Call it payback or a long overdue acknowledgment, but the 61st annual Grammy Awards essentially served up a three-hour-plus nationally televised tribute to women in music Sunday.
The Grammys certainly had some making up to do after last year’s fiasco of an awards show that put women performers on the back-burner. Only one woman accepted an award during the 2018 telecast, and Recording Academy president Neil Portnow advised that women “need to step up” to broaden recognition.
In reality, it was the Grammys that needed to step up in meeting the moment in pop history, when women artists are reframing pop culture. The Sunday telecast was in many ways defined by women in their performances, speeches and many awards.
After winning for best rap album (“Invasion of Privacy”), Cardi B offered a kind of unfiltered genuineness rarely glimpsed at an awards show when she offered a halting, emotional and honest picture of what it felt like to be a pregnant working woman.
During the broadcast, Kacey Musgraves won album of the year and best country album (“Golden Hour”), Dua Lipa won best new artist, H.E.R. took home best R&B album (“H.E.R.”) and Lady Gaga collected one of her three awards for the song “Shallow.” The one male performer to break through in the top categories was Childish Gambino, whose “This is America” won both song and record of the year.
Some high- and low-lights from the 61st annual Grammy Awards telecast Sunday night:
After last year’s Grammys relegated women performers to a background role, the first 40 minutes of the broadcast were filled with an array of strong female voices: Camila Cabello, Alicia Keys, Lady Gaga, Dolly Parton and a real rock star — Michelle Obama – who got the kind of ovation most of the night’s performers could only dream about.
The “A Star is Born” freight train
The Grammys love their Hollywood tie-ins, but as “A Star is Born” co-star Lady Gaga accepted her best pop duo/group vocal performance for “Shallow,” she used the opportunity to make a tear-filled plea. “I’m so proud to be part of a movie that addresses mental health issues… A lot of artists deal with that… if you see someone who’s hurting, don’t turn away.”
Amid a bevy of women whose careers she influenced, Dolly Parton demonstrated that she’s still got a few more lessons to teach, whether investing her classic “Jolene” with mountain-soul heart-ache, bringing stripped-down poignancy to Neil Young’s “After the Goldrush,” or elevating her recent song “Red Shoes” to the gospel heavens.
Post Malone somehow got shoe-horned into a Red Hot Chili Peppers song as a guitarist, which makes no sense at all, in the head-slapping tradition of Linkin Park and Paul McCartney (2006), Stevie Wonder and the Jonas Brothers (2009), Deadmau5 and Foo Fighters (2012) and so many more.
A country detour wins big
Kacey Musgraves collected a country album of the year award for “Golden Hour,” a decidedly personal and nontraditional take on the music she loved since she was a kid.
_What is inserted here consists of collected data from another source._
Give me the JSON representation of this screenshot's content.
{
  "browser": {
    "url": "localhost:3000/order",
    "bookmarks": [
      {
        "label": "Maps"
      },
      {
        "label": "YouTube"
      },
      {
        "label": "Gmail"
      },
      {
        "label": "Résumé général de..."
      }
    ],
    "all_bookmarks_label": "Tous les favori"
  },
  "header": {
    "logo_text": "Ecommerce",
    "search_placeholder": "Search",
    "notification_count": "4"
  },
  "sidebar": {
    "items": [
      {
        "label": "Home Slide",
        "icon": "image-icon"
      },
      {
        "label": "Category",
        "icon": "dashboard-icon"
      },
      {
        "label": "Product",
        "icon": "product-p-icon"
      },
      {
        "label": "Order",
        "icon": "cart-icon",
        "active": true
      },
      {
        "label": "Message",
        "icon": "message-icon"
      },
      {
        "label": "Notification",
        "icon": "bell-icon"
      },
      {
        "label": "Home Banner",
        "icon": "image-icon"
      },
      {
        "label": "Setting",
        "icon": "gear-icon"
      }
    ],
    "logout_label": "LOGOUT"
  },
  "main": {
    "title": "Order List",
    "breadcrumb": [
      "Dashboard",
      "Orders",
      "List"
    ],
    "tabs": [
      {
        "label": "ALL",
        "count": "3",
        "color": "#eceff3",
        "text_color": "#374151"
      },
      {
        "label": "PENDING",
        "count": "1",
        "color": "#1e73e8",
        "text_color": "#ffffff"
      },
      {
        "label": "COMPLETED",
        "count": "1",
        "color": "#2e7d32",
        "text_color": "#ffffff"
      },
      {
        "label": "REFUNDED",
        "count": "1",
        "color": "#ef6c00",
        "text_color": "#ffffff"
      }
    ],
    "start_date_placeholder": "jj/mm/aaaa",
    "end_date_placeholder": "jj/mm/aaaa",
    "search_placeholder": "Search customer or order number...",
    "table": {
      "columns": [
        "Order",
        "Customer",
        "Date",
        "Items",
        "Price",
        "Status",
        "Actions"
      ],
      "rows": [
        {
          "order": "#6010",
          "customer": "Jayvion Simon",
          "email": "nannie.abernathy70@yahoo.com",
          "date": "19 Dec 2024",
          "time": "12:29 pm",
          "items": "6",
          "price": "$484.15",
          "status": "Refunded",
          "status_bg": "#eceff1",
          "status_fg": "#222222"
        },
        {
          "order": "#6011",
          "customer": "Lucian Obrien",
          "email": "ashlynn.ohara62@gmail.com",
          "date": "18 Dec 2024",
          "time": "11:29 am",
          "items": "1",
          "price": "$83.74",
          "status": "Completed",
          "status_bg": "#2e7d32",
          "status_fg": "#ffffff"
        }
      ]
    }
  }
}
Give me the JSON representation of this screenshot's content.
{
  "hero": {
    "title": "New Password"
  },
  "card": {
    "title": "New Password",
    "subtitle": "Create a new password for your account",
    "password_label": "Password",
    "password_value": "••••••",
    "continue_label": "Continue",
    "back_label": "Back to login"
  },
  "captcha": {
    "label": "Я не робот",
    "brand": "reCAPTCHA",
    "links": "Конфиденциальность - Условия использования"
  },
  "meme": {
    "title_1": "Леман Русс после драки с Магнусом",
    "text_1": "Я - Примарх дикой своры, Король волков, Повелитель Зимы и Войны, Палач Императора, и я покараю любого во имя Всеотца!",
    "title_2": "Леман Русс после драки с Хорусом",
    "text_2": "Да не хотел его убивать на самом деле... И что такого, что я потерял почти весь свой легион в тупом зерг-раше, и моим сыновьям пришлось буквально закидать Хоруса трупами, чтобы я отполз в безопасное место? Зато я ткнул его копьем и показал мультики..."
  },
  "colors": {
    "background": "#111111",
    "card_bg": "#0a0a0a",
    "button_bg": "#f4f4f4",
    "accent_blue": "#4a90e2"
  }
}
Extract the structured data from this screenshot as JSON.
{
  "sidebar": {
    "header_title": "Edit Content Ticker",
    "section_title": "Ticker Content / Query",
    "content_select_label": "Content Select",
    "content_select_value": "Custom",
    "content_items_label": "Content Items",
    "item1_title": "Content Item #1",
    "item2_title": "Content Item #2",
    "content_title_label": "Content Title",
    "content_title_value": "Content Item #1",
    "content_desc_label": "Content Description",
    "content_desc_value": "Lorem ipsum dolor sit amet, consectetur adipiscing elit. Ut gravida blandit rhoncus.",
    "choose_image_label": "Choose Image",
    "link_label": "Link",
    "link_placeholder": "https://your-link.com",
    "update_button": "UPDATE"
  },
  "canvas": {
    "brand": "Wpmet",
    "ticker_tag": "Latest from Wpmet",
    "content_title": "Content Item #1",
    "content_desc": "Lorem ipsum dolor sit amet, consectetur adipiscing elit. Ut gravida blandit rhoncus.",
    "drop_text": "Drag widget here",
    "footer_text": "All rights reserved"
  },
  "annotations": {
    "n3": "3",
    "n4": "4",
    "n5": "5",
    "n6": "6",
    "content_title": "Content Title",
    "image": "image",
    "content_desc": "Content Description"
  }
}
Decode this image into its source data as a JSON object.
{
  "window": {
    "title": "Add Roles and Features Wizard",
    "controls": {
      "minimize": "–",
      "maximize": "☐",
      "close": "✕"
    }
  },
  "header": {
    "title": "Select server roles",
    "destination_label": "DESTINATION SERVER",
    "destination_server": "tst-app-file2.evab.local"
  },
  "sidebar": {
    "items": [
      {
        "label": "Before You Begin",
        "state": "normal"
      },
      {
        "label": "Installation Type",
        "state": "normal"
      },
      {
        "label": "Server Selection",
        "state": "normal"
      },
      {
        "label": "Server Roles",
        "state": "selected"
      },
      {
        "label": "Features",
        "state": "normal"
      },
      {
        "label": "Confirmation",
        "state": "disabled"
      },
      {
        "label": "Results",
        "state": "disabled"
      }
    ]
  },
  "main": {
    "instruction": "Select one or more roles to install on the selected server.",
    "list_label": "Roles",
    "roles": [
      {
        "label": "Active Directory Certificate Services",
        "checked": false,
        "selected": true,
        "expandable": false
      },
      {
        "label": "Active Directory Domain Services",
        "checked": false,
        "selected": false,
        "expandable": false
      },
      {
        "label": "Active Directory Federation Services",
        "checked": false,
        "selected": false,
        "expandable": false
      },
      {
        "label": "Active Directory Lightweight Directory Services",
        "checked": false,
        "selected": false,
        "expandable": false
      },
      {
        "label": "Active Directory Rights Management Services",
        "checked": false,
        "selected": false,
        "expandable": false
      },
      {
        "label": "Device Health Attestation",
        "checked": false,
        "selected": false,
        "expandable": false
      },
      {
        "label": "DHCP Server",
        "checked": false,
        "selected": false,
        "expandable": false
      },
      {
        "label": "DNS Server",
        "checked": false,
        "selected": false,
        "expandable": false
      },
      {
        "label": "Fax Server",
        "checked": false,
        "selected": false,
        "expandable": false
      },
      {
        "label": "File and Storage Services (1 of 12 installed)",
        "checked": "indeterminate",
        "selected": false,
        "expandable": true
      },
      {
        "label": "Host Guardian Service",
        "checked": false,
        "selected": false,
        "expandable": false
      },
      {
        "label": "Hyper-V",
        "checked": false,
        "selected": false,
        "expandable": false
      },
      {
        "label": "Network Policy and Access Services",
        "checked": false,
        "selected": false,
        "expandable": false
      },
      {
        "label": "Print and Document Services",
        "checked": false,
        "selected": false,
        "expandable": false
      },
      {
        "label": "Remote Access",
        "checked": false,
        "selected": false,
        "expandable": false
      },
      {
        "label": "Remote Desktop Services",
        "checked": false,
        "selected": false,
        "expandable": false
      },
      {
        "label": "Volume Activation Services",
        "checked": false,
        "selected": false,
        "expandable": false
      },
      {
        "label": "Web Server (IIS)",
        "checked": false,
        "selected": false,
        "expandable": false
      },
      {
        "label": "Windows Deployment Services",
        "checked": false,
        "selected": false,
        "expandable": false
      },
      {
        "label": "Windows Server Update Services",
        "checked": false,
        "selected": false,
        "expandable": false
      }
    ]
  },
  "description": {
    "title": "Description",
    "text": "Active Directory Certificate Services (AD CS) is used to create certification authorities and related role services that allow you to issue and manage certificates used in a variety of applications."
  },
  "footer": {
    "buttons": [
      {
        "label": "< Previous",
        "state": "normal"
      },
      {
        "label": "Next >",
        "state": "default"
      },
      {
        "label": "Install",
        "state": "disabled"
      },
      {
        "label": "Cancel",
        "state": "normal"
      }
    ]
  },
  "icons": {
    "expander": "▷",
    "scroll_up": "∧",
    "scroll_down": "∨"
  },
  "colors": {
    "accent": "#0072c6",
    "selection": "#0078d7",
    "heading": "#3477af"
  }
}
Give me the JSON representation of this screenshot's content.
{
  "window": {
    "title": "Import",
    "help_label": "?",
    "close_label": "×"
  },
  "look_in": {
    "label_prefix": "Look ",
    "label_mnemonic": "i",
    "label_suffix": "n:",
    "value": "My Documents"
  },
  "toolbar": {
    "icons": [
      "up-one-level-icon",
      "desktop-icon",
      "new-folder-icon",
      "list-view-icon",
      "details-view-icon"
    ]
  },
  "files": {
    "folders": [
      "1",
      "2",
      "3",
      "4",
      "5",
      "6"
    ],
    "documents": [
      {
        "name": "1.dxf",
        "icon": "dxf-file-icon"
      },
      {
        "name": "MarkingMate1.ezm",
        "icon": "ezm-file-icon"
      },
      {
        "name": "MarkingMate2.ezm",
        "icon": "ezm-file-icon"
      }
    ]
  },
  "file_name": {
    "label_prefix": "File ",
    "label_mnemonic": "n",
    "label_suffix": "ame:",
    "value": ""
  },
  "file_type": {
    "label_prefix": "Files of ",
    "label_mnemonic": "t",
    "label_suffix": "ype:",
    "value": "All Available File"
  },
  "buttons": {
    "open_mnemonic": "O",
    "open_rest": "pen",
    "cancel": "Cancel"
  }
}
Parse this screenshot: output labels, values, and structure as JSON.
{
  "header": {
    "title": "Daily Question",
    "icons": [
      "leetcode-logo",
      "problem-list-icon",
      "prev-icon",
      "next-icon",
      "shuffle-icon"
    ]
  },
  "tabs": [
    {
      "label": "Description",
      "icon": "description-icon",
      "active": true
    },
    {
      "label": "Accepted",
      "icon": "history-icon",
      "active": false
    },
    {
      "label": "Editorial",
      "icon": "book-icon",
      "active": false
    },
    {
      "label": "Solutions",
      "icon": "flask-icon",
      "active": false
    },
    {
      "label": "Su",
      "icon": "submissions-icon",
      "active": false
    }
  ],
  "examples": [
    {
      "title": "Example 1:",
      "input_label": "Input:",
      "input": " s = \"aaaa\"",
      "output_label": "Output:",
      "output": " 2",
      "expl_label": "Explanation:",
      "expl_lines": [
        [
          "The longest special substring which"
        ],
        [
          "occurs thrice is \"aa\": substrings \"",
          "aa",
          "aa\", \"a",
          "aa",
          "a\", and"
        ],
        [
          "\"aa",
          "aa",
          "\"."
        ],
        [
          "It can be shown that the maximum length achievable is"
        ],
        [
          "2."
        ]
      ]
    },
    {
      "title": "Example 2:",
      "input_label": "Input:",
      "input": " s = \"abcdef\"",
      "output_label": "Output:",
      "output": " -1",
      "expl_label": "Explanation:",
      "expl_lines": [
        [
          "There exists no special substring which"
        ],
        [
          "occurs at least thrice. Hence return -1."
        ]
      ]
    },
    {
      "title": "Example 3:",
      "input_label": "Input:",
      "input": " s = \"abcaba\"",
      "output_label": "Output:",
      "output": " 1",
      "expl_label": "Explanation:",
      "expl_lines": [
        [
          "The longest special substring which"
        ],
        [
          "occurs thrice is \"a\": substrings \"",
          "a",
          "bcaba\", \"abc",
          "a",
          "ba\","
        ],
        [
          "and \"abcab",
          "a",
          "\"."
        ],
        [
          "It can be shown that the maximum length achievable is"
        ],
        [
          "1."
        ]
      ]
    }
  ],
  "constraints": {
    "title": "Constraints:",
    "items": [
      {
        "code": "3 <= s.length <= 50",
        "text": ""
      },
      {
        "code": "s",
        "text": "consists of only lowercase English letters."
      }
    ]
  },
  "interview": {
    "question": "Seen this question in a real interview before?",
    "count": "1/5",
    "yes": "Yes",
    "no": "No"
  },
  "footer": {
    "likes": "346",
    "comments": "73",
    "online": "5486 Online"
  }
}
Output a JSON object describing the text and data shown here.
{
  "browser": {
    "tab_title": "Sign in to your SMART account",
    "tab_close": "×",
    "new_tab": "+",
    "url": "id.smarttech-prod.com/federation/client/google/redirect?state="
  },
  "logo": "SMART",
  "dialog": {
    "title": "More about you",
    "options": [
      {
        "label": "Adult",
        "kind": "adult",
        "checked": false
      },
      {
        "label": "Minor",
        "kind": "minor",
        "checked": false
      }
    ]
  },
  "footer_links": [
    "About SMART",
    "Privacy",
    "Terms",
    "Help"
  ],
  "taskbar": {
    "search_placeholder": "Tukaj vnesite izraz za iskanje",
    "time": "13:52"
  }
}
Her performance of “Rainbow,” draped in the symbolic colors of the LBGTQ pride flag, spoke to the album’s progressive perspective.
The best android-funk singer on the planet
Janelle Monae channeled some Prince and melded it with alien flair on “Make Me Feel,” which only underlined the power of her latest album, “Dirty Computer.”
Cotton Club connection
Cardi B tipped her hat to legendary French entertainer and activist Josephine Baker with a randy performance straight out of 1920s nightclub, whether writhing atop a grand piano or strutting in peacock feathers.
Before he was so rudely interrupted
A TV commercial cut off Drake’s acceptance speech for best rap song (“God’s Plan”), which is too bad, because he actually was in the midst of making a good point about awards shows: “We play an opinion based sport, not a factual based sport…you already won if you have people singing your songs word for word, if they’re singing in your hometown. You’re already winning, you don’t need this right here.”
Diana Ross carried herself like the diva she always was, but her brief set in celebration of her forthcoming 75th birthday sunk into supper-club dullness. Just as dire was Motown tribute led by Jennifer Lopez, which took a sound brimming with grit, heart-break and hooks into a Vegas routine.
Buddy Guy isn’t slowing down. At 82, he nailed down his eighth Grammy for best traditional blues album (“The Blues Is Alive and Well”).